Teknolojik açıdan gelişmiş ülkeler arasında bir yarış
başladı, dijitalleşme ve insansız üretim yarışı. (Buna kendileri Dördüncü Sanayi Devrimi adını vermişler)
Bu yarışı zengin, çok eğitimli bir nüfusa sahip Almanya 2013’te başlattı. Almanya’nın
bir sorunu, bir de rahatsızlığı var. Sorunu nüfusunun yaşlanıyor olması, diğer
sorunu ise işçilik maliyetleri nedeniyle üretimde Çin’e aşırı bağımlı hale
gelmesi. Bu sorunlarla baş edebilmek için stratejik bir hamle yaptılar,
4.sanayi devrimini başlattılar. Amaçları üretim sürecinden insanı çıkarmak. Bu devrime
devletin desteğini (200 milyar Euro) alarak, teknoloji şirketleri,
üniversiteler ve araştırma kuruluşları öncülük ettiler. Almanlar birçok sanayi
dalında Dünya lideri, ihracatta Dünya üçüncüsü, 2016 sonunda verdikleri dış
ticaret fazlası yaklaşık 270 milyar dolar. Almanya tüketim yerine ihracatı
teşvik ediyor. Bu sonuçları eğitimli nüfus ve disiplinli iş kültürü sayesinde
alıyorlar.
Katıldığım toplantılarda şirketlerimizin dijitalleşme
yolundaki çalışmalarını izliyorum. Bazı şirketlerimiz fabrikalarında 4.sanayi
devrimine uygun dönüşümü gerçekleştirdiklerini ve daha az işçiyle daha verimli
bir üretim yapısına kavuştuklarını duyuruyorlar. Tabii bu yatırımların çok
büyük bir kısmı ithal (yani Türkiye’de üretilmeyen) malzemeyle yapılıyor. Şimdi
her şeyi dışarıdan satın alınan malzemeyle fabrikalarımızı dijitalleştirince
4.sanayi devrimine uyum sağlamış mı oluyoruz? Zaten 200 senedir yaptığımız bu
değil mi? 1.de 2. de ve 3.sanayi devriminde bunu yapmadık mı? Bu sayede dış
ticaret açığımız 60 milyar dolara, toplam brüt dış borcumuzda 450 milyar dolara
ulaşmadı mı? Peki, hep aynı kapıdan geçerek farklı bir sonuç nasıl alacağız?

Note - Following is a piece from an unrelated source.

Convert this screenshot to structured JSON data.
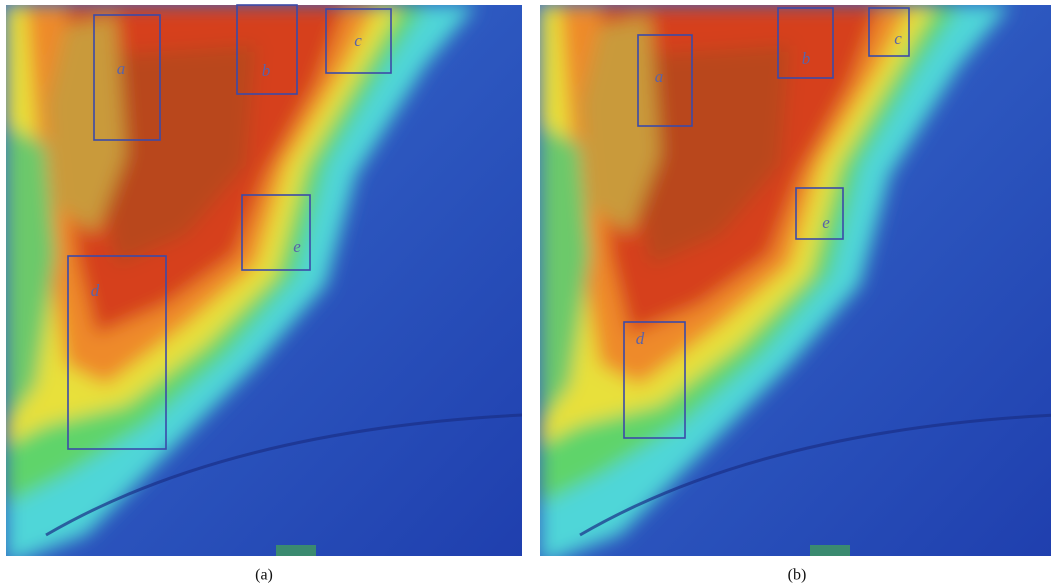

Danışmanlık firması McKinsey’in yaptığı bir araştırmada dijitalleşmeden
önümüzdeki dönemde iyimser bir rakamla 400 milyon çalışanın etkileneceğini ve bu
insanların yeni alanlara aktarılacakları vurgulanıyor. Gelişmiş ülkelerde bu
durumun çok sorun olmayacağı, çünkü bu insanların verilecek beceri geliştirme
eğitimleri ile yeni sektörlere yönlendirilecekleri ayrıca belirtilmiş. Eğitim
her şeyden önce bir kaynak meselesi. Kaynağınız yoksa nasıl eğitim
vereceksiniz? Kaldı ki Türkiye’de bu süreçte etkilenecek çalışan sayısı 4 ila 5
milyon kişi olarak tahmin edilmiş. Beceri durumuna gelince Dünya Ekonomik
forumunun bir araştırmasında (Manpower Talent Shortage Survey) Türkiye beceri yetersizliği sıralamasında
yukarıdan dördüncü sırada. İşletmelerin %63’ü yeterli beceri setine sahip
eleman bulmakta zorlanıyorlarmış. (Kaynak: Statista) Demek ki bizim
çalışanlarımıza beceri kazandırabilmek için bizim daha fazla kaynak
ayırabilmemiz lazım. Aşağıdaki gerçeklerin ışığında tekstilde çıkrıkları çalıştıran
adamlara nasıl motor ürettireceksiniz?
·
Ekonomik İşbirliği ve Kalkınma Örgütü'nün (OECD)
"2016 Tek Bakışta Eğitim"
adlı yıllık raporunda, Türkiye, 38 OECD üyesi ülke arasında 35. sırada yer
alıyor.
·
Uluslararası PISA testi sonuçlarına göre,
Türkiye'deki öğrenciler bilim, matematik ve okumada OECD ortalamasının altında
kaldı. Türkiye 72 ülke arasında 50. sırada yer alırken, önceki testlere göre de
performansı geriledi.
·
Türkiye’de 25-64 yaş arası lise mezunlarının
oranı ise, yüzde 36. Bu oran, yüzde 76’ya ulaşan OECD ortalamasının oldukça
gerisinde ve en düşük sıralamalardan biri.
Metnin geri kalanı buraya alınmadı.